Mo., 20.05.2019

Spvg. Hesselteich schafft mit 28:17 im zweiten Entscheidungsspiel gegen Ibbenbüren den Klassenerhalt Eindrucksvoll durch die Hintertür

Die letzten Hürde übersprungen: Tim Kleine-Tebbe (Nr.15) und seine Hesselteicher können den Landesliga-Klassenerhalt bejubeln.

Die letzten Hürde übersprungen: Tim Kleine-Tebbe (Nr.15) und seine Hesselteicher können den Landesliga-Klassenerhalt bejubeln. Foto: Jens Horstmann

Versmold-Hesselteich (WB/hosh). »Oh Hesselteich, oh Hesselteich«, schallte es schon Minuten vor dem Abpfiff des Rückspiels zwischen der Spvg. Hesselteich und dem 1. HC Ibbenbüren von der Tribüne. Denn die Spvg. hat nach einem 27:25-Auswärtssieg einen überzeugenden 28:17 (11:5)-Heimerfolg nachgelegt und die Landesliga somit durch die Hintertür »Entscheidungsspiele« gehalten.

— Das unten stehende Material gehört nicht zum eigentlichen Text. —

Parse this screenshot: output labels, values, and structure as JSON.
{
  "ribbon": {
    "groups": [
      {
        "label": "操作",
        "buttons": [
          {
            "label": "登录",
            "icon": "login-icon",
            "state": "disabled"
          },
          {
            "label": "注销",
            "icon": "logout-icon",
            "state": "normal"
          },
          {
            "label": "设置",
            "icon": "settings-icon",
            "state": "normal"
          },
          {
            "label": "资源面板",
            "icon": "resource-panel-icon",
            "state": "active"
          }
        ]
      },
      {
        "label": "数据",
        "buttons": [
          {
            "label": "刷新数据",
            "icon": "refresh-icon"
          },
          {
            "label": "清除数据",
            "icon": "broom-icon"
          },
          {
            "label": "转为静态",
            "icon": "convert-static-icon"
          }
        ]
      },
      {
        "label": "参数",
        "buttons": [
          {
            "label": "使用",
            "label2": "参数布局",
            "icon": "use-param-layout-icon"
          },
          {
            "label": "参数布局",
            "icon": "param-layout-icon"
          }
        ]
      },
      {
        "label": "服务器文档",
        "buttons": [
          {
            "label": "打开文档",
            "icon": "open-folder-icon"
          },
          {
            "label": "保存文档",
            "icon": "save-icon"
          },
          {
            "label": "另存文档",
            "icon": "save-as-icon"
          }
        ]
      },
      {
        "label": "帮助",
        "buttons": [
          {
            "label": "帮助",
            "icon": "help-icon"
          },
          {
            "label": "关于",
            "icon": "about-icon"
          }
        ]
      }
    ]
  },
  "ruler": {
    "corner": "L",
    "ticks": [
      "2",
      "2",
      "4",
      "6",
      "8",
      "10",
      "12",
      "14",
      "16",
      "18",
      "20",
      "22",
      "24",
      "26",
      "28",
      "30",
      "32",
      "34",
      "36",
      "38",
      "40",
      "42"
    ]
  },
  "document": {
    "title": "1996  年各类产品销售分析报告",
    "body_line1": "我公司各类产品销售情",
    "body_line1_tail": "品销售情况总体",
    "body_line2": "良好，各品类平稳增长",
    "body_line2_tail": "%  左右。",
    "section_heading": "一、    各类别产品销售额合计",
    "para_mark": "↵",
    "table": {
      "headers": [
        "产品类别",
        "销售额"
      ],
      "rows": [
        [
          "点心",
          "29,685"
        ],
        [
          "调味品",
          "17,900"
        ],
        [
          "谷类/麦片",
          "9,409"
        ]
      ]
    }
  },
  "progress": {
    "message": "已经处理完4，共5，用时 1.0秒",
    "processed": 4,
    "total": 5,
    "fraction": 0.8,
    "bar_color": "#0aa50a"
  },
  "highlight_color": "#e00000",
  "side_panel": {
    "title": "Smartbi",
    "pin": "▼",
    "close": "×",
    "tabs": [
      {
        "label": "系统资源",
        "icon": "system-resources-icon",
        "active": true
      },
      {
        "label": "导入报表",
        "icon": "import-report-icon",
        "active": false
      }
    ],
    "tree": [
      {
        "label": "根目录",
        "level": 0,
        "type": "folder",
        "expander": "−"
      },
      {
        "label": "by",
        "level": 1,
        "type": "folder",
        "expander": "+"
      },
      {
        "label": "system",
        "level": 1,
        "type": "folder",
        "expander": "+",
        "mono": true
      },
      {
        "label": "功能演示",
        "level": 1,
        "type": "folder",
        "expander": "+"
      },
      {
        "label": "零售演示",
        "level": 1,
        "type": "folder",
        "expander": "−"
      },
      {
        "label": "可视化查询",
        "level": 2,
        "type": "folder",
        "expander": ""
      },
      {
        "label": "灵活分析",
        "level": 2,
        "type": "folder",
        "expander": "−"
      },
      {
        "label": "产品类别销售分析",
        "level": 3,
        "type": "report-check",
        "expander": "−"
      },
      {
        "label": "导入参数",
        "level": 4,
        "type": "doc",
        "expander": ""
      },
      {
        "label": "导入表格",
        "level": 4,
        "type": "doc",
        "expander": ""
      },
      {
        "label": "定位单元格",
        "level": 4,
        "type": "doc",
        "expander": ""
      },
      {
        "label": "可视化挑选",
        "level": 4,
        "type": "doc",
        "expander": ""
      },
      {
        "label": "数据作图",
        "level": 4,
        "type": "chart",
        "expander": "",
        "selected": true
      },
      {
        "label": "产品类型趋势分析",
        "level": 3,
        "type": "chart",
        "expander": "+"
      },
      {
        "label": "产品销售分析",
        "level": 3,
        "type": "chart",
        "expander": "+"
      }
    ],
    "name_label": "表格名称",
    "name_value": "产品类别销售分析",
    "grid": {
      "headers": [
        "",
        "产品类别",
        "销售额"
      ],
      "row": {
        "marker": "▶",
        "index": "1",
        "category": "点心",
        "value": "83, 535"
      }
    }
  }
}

Und es war schon beeindruckend, was die junge Hesselteicher Mannschaft den rund 400 Zuschauern in der Arena bot. Die Abwehr präsentierte sich im wichtigsten Spiel des Jahres so stabil wie nie. In den ersten 26 Minuten erzielten die Gäste sage und schreibe drei mickrige Tore.

Schnell hatte Trainer Dennis Laumann von einer 6-0- auf eine 5-1-Deckung gewechselt, um den flinken Jonas Mittendorf gegen Ibbenbürens vermeintlich Besten, Maik Menger, zu stellen. »Indianer« Mittendorf machte dabei einen Riesenjob und hatte trotzdem noch genug Energie, um etliche Spvg.-Angriffe anzukurbeln. Dahinter arbeitete die restliche Formation um die Spezialisten Philip Henselewski und Tim Kleine-Tebbe emsig. Das Resultat waren viele ungenaue Würfe der Gäste, die oftmals für den tiefenentspannten Fänger Bastian Latussek ein gefundenes Fressen waren. Egal ob von außen, »frei vor«, vom Siebenmeterstrich oder aus dem Rückraum: »Latu« hatte seine Hütte sprichwörtlich vernagelt.

Extrem routiniert

»Über die gesamte Saison war meist die Abwehr die Baustelle. Aber was die Jungs heute abgerissen haben, war enorm«, zeigte sich auch Coach Dennis Laumann begeistert. Im Angriff spielte sein Team zudem extrem routiniert, nahm sich viel Zeit und brachte den 6-0-Verbund der Gäste immer wieder in Bewegung. So zog man von 2:2 (5.) über 6:3 (12.) bis zur Pause auf 11:5 davon.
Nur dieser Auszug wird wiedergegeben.